Delight in Reciprocation
In a series of "Flying Classroom", beginning in 2005, depicted is a universe into which Yu Hara herself jumps as a heroine of a story just like "Alice in Wonderland" and in which familiar things and signs explode, and usual days seamlessly change and extend as a different world. For example, in a work of the series, fifty to sixty chairs are blown high up in the air. Every chair is drawn in its complete form, but each one appears one fragment in the spiral movement. The series as a whole is cast under a spell of transformation and we are dazzled, feeling as if our surroundings were scattered over the sky shaping like a nebular. When working on this series, she starts painting improvisationally without preparing the structure beforehand. On white canvas can we get glimpses of common images and symbols such as coffee cups, guitars, brooms, electric light stands, insects, frogs, dogs, stuffed toys, or even signs of shops, logos of goods. All of them are hovering in the air of improvisation as if they were in a state of weightlessness, and each icon is complete in itself at the same time as it is fragmented. The works can even be felt as visualization of music. One group of fliers calls for another, and entire movement becomes bigger and bigger.

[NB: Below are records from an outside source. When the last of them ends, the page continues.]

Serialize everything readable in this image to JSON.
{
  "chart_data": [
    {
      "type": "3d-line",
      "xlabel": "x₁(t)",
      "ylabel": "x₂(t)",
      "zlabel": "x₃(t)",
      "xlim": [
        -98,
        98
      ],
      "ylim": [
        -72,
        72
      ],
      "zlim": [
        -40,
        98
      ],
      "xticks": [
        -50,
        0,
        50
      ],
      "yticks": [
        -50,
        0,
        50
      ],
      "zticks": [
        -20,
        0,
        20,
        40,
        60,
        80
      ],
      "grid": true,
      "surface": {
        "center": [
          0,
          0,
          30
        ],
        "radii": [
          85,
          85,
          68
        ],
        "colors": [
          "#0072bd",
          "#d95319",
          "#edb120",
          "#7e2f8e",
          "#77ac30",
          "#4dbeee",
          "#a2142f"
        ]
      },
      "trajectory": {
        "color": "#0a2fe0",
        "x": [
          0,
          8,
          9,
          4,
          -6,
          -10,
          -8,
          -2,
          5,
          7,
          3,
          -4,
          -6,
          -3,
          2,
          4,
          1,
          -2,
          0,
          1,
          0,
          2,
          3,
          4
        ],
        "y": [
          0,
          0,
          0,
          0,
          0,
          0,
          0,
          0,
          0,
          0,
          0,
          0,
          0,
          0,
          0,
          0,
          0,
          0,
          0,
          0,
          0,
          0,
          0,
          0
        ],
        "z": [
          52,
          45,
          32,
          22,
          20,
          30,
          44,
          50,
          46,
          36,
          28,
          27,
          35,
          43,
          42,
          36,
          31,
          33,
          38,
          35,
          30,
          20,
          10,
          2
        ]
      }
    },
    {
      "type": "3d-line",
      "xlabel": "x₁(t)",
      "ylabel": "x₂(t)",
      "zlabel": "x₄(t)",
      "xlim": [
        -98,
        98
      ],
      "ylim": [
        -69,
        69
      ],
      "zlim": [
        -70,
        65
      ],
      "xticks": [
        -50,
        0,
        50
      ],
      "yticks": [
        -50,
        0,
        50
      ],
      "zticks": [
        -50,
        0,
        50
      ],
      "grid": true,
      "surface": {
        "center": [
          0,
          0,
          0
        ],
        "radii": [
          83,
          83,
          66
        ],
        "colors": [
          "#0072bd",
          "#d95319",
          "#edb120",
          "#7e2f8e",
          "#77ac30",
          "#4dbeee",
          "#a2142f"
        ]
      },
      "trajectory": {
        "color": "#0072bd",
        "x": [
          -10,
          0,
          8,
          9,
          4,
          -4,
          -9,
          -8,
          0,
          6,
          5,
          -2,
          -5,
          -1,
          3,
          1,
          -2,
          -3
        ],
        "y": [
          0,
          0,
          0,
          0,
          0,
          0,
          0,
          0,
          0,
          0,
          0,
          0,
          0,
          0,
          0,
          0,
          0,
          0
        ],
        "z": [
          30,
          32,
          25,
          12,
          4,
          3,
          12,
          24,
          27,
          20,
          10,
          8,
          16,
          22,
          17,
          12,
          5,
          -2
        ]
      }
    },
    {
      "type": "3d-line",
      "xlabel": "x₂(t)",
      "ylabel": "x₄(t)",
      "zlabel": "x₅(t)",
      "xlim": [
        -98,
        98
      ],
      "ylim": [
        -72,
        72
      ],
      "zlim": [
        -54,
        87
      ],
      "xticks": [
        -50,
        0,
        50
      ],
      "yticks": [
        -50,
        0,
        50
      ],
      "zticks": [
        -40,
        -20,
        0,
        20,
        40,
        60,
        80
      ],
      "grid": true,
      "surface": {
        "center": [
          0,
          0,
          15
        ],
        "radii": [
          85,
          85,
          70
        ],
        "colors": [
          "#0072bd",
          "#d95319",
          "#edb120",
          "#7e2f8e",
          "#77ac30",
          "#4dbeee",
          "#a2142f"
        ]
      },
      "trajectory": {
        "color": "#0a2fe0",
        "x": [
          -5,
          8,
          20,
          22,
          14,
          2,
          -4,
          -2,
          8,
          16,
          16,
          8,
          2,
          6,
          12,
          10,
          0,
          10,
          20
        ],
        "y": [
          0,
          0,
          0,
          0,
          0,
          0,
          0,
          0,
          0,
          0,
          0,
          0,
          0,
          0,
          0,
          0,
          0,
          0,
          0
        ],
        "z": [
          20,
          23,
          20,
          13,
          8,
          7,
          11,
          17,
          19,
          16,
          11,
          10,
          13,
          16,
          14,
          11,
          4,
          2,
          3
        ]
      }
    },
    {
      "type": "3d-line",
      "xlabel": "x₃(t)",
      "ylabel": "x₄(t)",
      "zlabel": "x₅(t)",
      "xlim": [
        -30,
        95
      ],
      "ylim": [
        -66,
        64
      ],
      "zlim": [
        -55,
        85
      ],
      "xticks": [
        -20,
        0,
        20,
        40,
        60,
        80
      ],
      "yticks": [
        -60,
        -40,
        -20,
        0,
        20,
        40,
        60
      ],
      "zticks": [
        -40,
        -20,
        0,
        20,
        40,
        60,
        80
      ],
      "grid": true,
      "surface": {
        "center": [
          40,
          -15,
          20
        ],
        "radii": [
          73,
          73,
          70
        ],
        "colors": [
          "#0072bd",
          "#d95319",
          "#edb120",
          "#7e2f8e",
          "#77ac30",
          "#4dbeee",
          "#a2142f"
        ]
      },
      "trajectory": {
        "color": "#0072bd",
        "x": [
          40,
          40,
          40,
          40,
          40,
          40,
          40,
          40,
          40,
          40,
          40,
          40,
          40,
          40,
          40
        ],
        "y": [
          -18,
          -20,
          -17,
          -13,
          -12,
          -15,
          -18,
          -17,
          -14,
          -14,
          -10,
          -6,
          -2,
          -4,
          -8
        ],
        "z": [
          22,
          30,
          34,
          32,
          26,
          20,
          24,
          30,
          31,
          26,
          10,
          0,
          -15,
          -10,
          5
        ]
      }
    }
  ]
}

What develops on canvas escapes the method of "appreciation of paintings" and directly reaches anybody who sees her works. Plainness is her originality. One art work in this series is exhibited as a mural at an elementary school. Pupils there see the painting and also read endless stories in it. The expansion of the universe is beyond prediction, but in one of her latest works "swallow fish" we see looming far-off in the nebular a figure lovely but somewhat weird. Weirdness means nothing but the depth of profound story her works always take on like a magnetic force. The ordinary goods and letters, in turn, go against the entire story, attempting to tell a different tale. There has ceaselessly been reciprocation of the totality and the details, and repetition of copying and hand drawing in Yu Hara's works. In that intercommunication, all around us begins to appear, even surprisingly, signs of delight.